Tribunais, como o Superior Tribunal de Justiça (STJ) e outros tribunais estaduais, têm utilizado a tecnologia para tarefas como triagem de processos, análise preditiva de decisões e automação de fluxos administrativos, promovendo maior celeridade e redução de custos.

Entre os benefícios mais citados da implementação de IA nos Tribunais de Justiça estão: i) aumento da eficiência e agilidade ao processar documentos (52,8%); ii) otimização de recursos (48,6%); iii) automatização de tarefas repetitivas (45%); e iv) e redução do tempo de tramitação dos processos (37,1%).

No entanto, embora as promessas de modernização sejam numerosas, é essencial que o uso dessa tecnologia seja acompanhado de salvaguardas e revisões constantes, para evitar a reprodução de desigualdades e discriminações.

O caso do sistema Compas nos Estados Unidos é um exemplo clássico e relevante dos riscos associados ao uso de tecnologia de IA no sistema judicial[3]. Esse sistema foi projetado para prever a probabilidade de réus rescindirem, atribuindo-lhes  uma pontuação com base em diversos fatores, e não para proferir decisões definitivas.
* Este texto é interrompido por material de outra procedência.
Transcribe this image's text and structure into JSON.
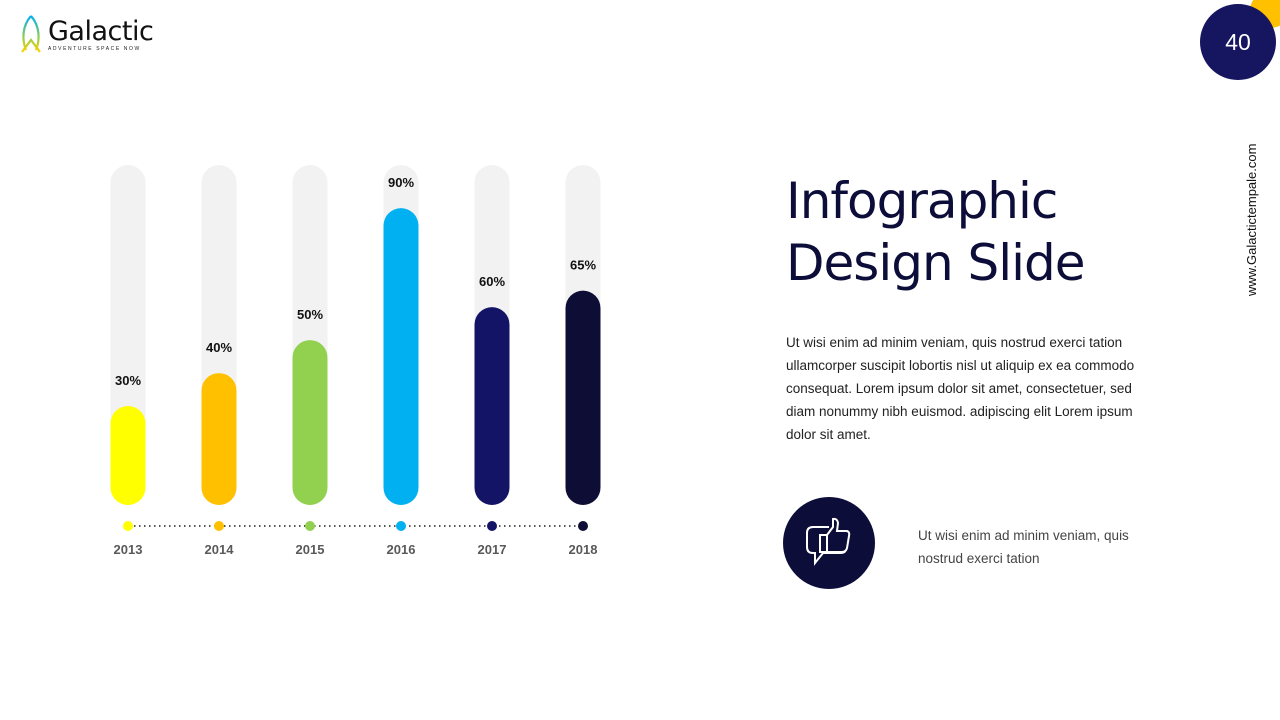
{
  "logo": {
    "name": "Galactic",
    "tagline": "ADVENTURE SPACE NOW"
  },
  "page_number": "40",
  "website": "www.Galactictempale.com",
  "title_line1": "Infographic",
  "title_line2": "Design Slide",
  "body_text": "Ut wisi enim ad minim veniam, quis nostrud exerci tation ullamcorper suscipit lobortis nisl ut aliquip ex ea commodo consequat. Lorem ipsum dolor sit amet, consectetuer, sed diam nonummy nibh euismod. adipiscing elit Lorem ipsum dolor sit amet.",
  "note_text": "Ut wisi enim ad minim veniam, quis nostrud exerci tation",
  "chart_data": {
    "type": "bar",
    "categories": [
      "2013",
      "2014",
      "2015",
      "2016",
      "2017",
      "2018"
    ],
    "values": [
      30,
      40,
      50,
      90,
      60,
      65
    ],
    "labels": [
      "30%",
      "40%",
      "50%",
      "90%",
      "60%",
      "65%"
    ],
    "colors": [
      "#ffff00",
      "#ffc000",
      "#92d050",
      "#00b0f0",
      "#141466",
      "#0d0d36"
    ],
    "track_color": "#f2f2f2",
    "ylim": [
      0,
      100
    ],
    "title": "",
    "xlabel": "",
    "ylabel": ""
  }
}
Contudo, investigações independentes revelaram que o Compas apresentava vieses raciais, penalizando desproporcionalmente réus negros com pontuações mais altas, mesmo quando seu histórico criminal era comparável ou menos grave do que o de réus brancos, que recebiam pontuações mais baixas. Esse caso evidenciou como os algoritmos, embora projetados para parecerem neutros, podem reproduzir e até amplificar desigualdades preexistentes no sistema judiciário, especialmente quando alimentados por dados históricos e sociais que já contêm esses vieses.

De acordo com a pesquisa “Uso de IA no Poder Judiciário de 2023”[4], conduzida pelo CNJ, a maior parte dos dados utilizados pelos sistemas adotados em tribunais é proveniente dos próprios tribunais ou de outros órgãos do Judiciário. Reconhece-se a importância de saber quais dados compõem as bases de treinamento dessas tecnologias.

Entretanto, a possível utilização de decisões anteriores como base para modelos de aprendizado de máquina ou generativos, destinados, por exemplo, a auxiliar na redação de minutas de sentença, levanta preocupações, já que se trata de uma ferramenta que pode reproduzir eventuais discriminações presentes em decisões passadas.

Nesse sentido, a nova minuta da Resolução 332 do CNJ[5] já é muito oportuna, não apenas por prever regras mínimas para o uso de IA pelo Judiciário, mas, principalmente, por prever, em seu capítulo 3-B, medidas de governança específicas para sistemas de IA de alto risco. Entre essas medidas, destacam-se a exigência de utilização de dados adequados e representativos e a adoção de estratégias para mitigar e prevenir vieses discriminatórios.

Contudo, apresenta-se igualmente essencial a previsão expressa de curadoria e avaliações rigorosas e periódicas das bases de dados utilizadas nos projetos de IA, a fim de identificar  e evitar a repetição de padrões decisórios potencialmente eivados de vieses, garantindo que tais  distorções não sejam perpetuadas em novas decisões judiciais.

Segundo Daniel Kahneman[6], esses vieses representam decisões influenciadas por distorções, o que põe em dúvida a suposta racionalidade plena pressuposta pelo legislador. Em síntese, os vieses cognitivos podem ser entendidos como “desvios sistemáticos em relação aos parâmetros esperados”[7] originados da mente automática.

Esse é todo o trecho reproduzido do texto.